Toxic feminism can further encourage prejudice towards specific demographics, including men, individuals who do not identify as cis women, and even other women who disagree with the feminist philosophy.

This happens when feminist ideals are exaggerated and spread the notion that all men are fundamentally tyrannical or inferior to women. Thinking along these lines can contribute to a culture of hostility and divisiveness, which is detrimental to both individuals and the larger movement for gender equality. It’s important to remember that the fight is against patriarchy and male-centered norms; the fight is for reducing the imbalance of power dynamics that is so gendered. The fight isn’t against men and it surely isn’t against women who might want to be housewives or against individuals who identify as women.

Now, self-respect is when you have pride and confidence in yourself. You respect yourself enough to not make compromises at the cost of your comfort and mental sanity, to not let any individual tell you otherwise, and most importantly, it’s the highest peak of self-love. Self-respect is different for everyone. For me, it’s about being self-sufficient and confident in my emotions. If someone hurts me or says something offensive to me, I’m likely to call it out. I’m also willing to acknowledge when I’m out of place and apologize.

If in the process of me voicing my discomfort, I say things a little too straightforward- I refuse to budge about what bothered me, refuse to forget that anything ever happened, or even acknowledge that both parties (including myself) got a little out of hand instead of apologizing, does that make me a toxic feminist? It’s quite a fine line.

Apologizing and letting things go is a good way to resolve conflicts, but what if I feel like I’m not being heard and that my emotions aren’t being taken seriously? Should I apologize for your lack of emotional intelligence? Does this make one a toxic feminist?

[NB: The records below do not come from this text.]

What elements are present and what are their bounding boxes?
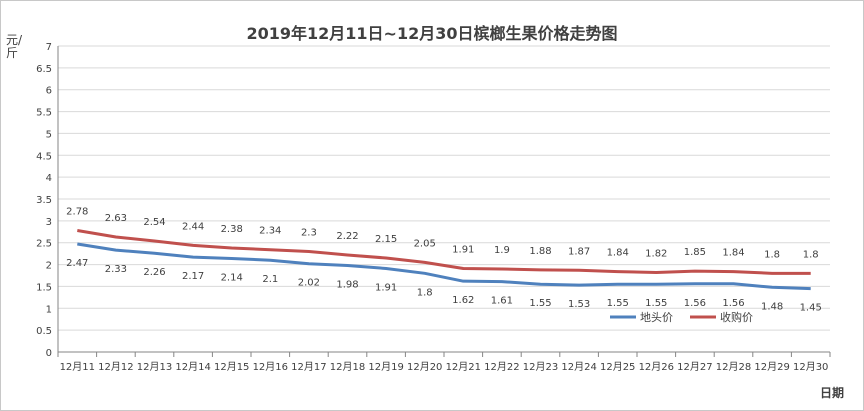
y-tick-label: 3 bbox=[46, 217, 52, 228]
x-tick-label: 12月22 bbox=[484, 361, 519, 373]
data-label: 1.45 bbox=[800, 303, 822, 314]
y-tick-label: 7 bbox=[46, 42, 52, 53]
y-tick-label: 1.5 bbox=[36, 282, 52, 293]
x-tick-label: 12月28 bbox=[716, 361, 751, 373]
data-label: 1.98 bbox=[336, 279, 358, 290]
y-tick-label: 5 bbox=[46, 129, 52, 140]
data-label: 2.38 bbox=[221, 224, 243, 235]
data-label: 2.63 bbox=[105, 213, 127, 224]
y-tick-label: 5.5 bbox=[36, 108, 52, 119]
data-label: 2.22 bbox=[336, 231, 358, 242]
data-label: 2.26 bbox=[143, 267, 165, 278]
y-tick-label: 2 bbox=[46, 261, 52, 272]
data-label: 2.78 bbox=[66, 206, 88, 217]
y-tick-label: 0 bbox=[46, 348, 52, 359]
data-label: 2.17 bbox=[182, 271, 204, 282]
x-tick-label: 12月12 bbox=[98, 361, 133, 373]
x-tick-label: 12月18 bbox=[330, 361, 365, 373]
data-label: 2.15 bbox=[375, 234, 397, 245]
x-tick-label: 12月19 bbox=[368, 361, 403, 373]
data-label: 1.55 bbox=[607, 298, 629, 309]
data-label: 1.87 bbox=[568, 246, 590, 257]
y-axis-label: 元/斤 bbox=[6, 33, 23, 60]
data-label: 1.84 bbox=[607, 248, 629, 259]
data-label: 1.85 bbox=[684, 247, 706, 258]
data-label: 1.8 bbox=[764, 249, 780, 260]
series-line-2 bbox=[77, 228, 811, 275]
data-label: 2.05 bbox=[414, 238, 436, 249]
y-tick-label: 6.5 bbox=[36, 64, 52, 75]
data-label: 1.9 bbox=[494, 245, 510, 256]
data-label: 1.56 bbox=[684, 298, 706, 309]
data-label: 1.84 bbox=[722, 248, 744, 259]
x-tick-label: 12月27 bbox=[677, 361, 712, 373]
data-label: 2.33 bbox=[105, 264, 127, 275]
y-tick-label: 0.5 bbox=[36, 326, 52, 337]
y-tick-label: 6 bbox=[46, 86, 52, 97]
x-tick-label: 12月24 bbox=[561, 361, 596, 373]
x-tick-label: 12月13 bbox=[137, 361, 172, 373]
data-label: 1.62 bbox=[452, 295, 474, 306]
x-tick-label: 12月25 bbox=[600, 361, 635, 373]
data-label: 2.54 bbox=[143, 217, 165, 228]
x-tick-label: 12月14 bbox=[175, 361, 210, 373]
x-tick-label: 12月15 bbox=[214, 361, 249, 373]
data-label: 1.82 bbox=[645, 248, 667, 259]
data-label: 2.34 bbox=[259, 226, 281, 237]
y-tick-label: 3.5 bbox=[36, 195, 52, 206]
x-axis-label: 日期 bbox=[819, 386, 844, 400]
x-tick-label: 12月17 bbox=[291, 361, 326, 373]
data-label: 2.1 bbox=[262, 274, 278, 285]
x-tick-label: 12月21 bbox=[446, 361, 481, 373]
data-label: 1.91 bbox=[452, 245, 474, 256]
y-tick-label: 4 bbox=[46, 173, 52, 184]
x-tick-label: 12月26 bbox=[639, 361, 674, 373]
data-label: 1.55 bbox=[529, 298, 551, 309]
y-tick-label: 2.5 bbox=[36, 239, 52, 250]
data-label: 2.14 bbox=[221, 272, 243, 283]
data-label: 1.48 bbox=[761, 301, 783, 312]
y-tick-label: 4.5 bbox=[36, 151, 52, 162]
x-tick-label: 12月23 bbox=[523, 361, 558, 373]
data-label: 2.44 bbox=[182, 221, 204, 232]
data-label: 1.8 bbox=[417, 287, 433, 298]
data-label: 2.02 bbox=[298, 278, 320, 289]
x-tick-label: 12月20 bbox=[407, 361, 442, 373]
chart-title: 2019年12月11日~12月30日槟榔生果价格走势图 bbox=[246, 24, 618, 43]
x-tick-label: 12月29 bbox=[754, 361, 789, 373]
x-tick-label: 12月11 bbox=[60, 361, 95, 373]
data-label: 1.55 bbox=[645, 298, 667, 309]
x-tick-label: 12月16 bbox=[253, 361, 288, 373]
data-label: 2.47 bbox=[66, 258, 88, 269]
data-label: 1.88 bbox=[529, 246, 551, 257]
data-label: 1.8 bbox=[803, 249, 819, 260]
legend-label: 地头价 bbox=[640, 311, 673, 324]
x-tick-label: 12月30 bbox=[793, 361, 828, 373]
series-line-1 bbox=[77, 242, 811, 291]
data-label: 1.56 bbox=[722, 298, 744, 309]
data-label: 1.53 bbox=[568, 299, 590, 310]
legend-label: 收购价 bbox=[720, 310, 753, 324]
y-tick-label: 1 bbox=[46, 304, 52, 315]
data-label: 2.3 bbox=[301, 227, 317, 238]
data-label: 1.91 bbox=[375, 283, 397, 294]
data-label: 1.61 bbox=[491, 296, 513, 307]
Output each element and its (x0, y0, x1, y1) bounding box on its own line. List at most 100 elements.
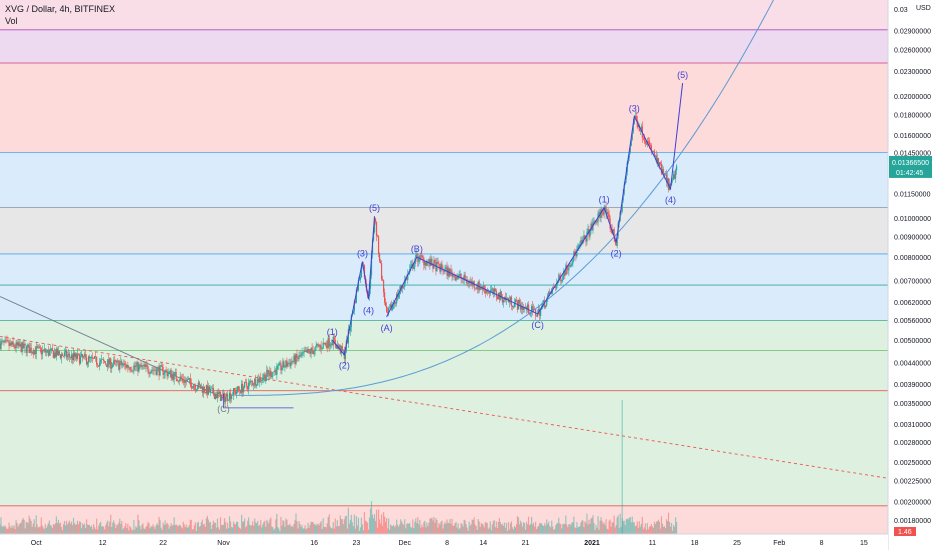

Let’s simplify this a bit more. Toxic feminism is more than your girlfriend or date expecting you to pay for the entire date, that’s chivalry which is another topic for another day. It’s not toxic when your female friend, who you consider to be one of the boys, refuses to be part of your locker room talk or goes as far as to shut the conversations down. It’s not toxic feminism when your female partner has boundaries, and if you can’t see that your female partner is retaining her self-respect when she expresses extreme distaste with you hanging out with another female who you’ve had a flirty relationship with, then (and I’m not sorry to say this) you cannot simple label this as ‘toxic feminism’. It’s also not toxic feminism when your female partner refuses to apologize or tone down her emotions when she’s bothered, not when your sister refuses to do your chores and pick up after you, and certainly not when a girl keeps asking the question, “If not all men, then which ones?” 

To end this piece, here’s a message to all men including the advocates for the not-all-men movement:

Not everything a woman does, especially when it’s something you don’t understand or appreciate, is in correlation with toxic feminism. Some, if not majority of women, are just learning to be strong-willed and establish boundaries, to not cater to what is societally expected of her and to cater to everyone else but herself. You can actually tell which women might be a little problematic in their perception of men because it tends to be very in your face. For you men, we really don’t know which ones are the good ones and it’s nearly impossible to tell. Maybe it’s because the male species has historically had more experience in being problematic and deceptive, in taking advantage of the power patriarchy gives them, and just having things their way. So, just as you say, “not all men”, I say, “not always toxic feminism”.